The violence associated with the movie seems to have scared away (at least initially) the white audience that Columbia Pictures hoped to attract. But Singleton thinks the studio’s obsession with crossing over is misguided, given that black Americans, who represent only 12 percent of the population, constitute a disproportionate 25 percent of the moviegoing audience. “Everybody else copies young black men,” he says. “If I reach them, everything else will fall into place.” Normally soft spoken and restrained, Singleton lights up when describing a recent trip to L.A.’s marina. “These little white kids came over, screaming my name,” he laughs. “You know something’s happening when you’re a young black man making movies and a little white kid comes up and tells you, ‘When I grow up, I want to be just like you!’ ”

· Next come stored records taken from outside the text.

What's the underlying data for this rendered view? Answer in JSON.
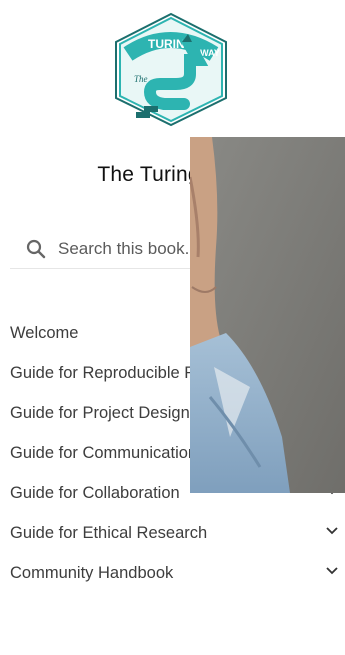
{
  "site": {
    "title": "The Turing Way"
  },
  "search": {
    "placeholder": "Search this book..."
  },
  "nav": {
    "items": [
      {
        "label": "Welcome",
        "expandable": false
      },
      {
        "label": "Guide for Reproducible Research",
        "expandable": true
      },
      {
        "label": "Guide for Project Design",
        "expandable": true
      },
      {
        "label": "Guide for Communication",
        "expandable": true
      },
      {
        "label": "Guide for Collaboration",
        "expandable": true
      },
      {
        "label": "Guide for Ethical Research",
        "expandable": true
      },
      {
        "label": "Community Handbook",
        "expandable": true
      }
    ]
  },
  "logo": {
    "text_line1": "TURING",
    "text_line2": "WAY",
    "text_prefix": "The"
  },
  "colors": {
    "brand": "#2db4b1",
    "brand_dark": "#1c6f6e",
    "text": "#3d3d3d"
  }
}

When Singleton was growing up, his dreams were probably just as remote. In a story similar to Boyz‘s, he moved at the age of 12 from his mother’s house to the home of his father, a mortgage broker, in South Central. Inspired by Star Wars and E.T., Singleton began devouring movies, fantasizing about someday making them himself. Then in 1986, the 18-year-old Singleton saw a movie called She’s Gotta Have It, by a young director named Spike Lee, and everything changed. “That was the turning point in my life,” he says. “I met Spike at the opening night in L.A., and it solidified everything I’d dreamed about already.”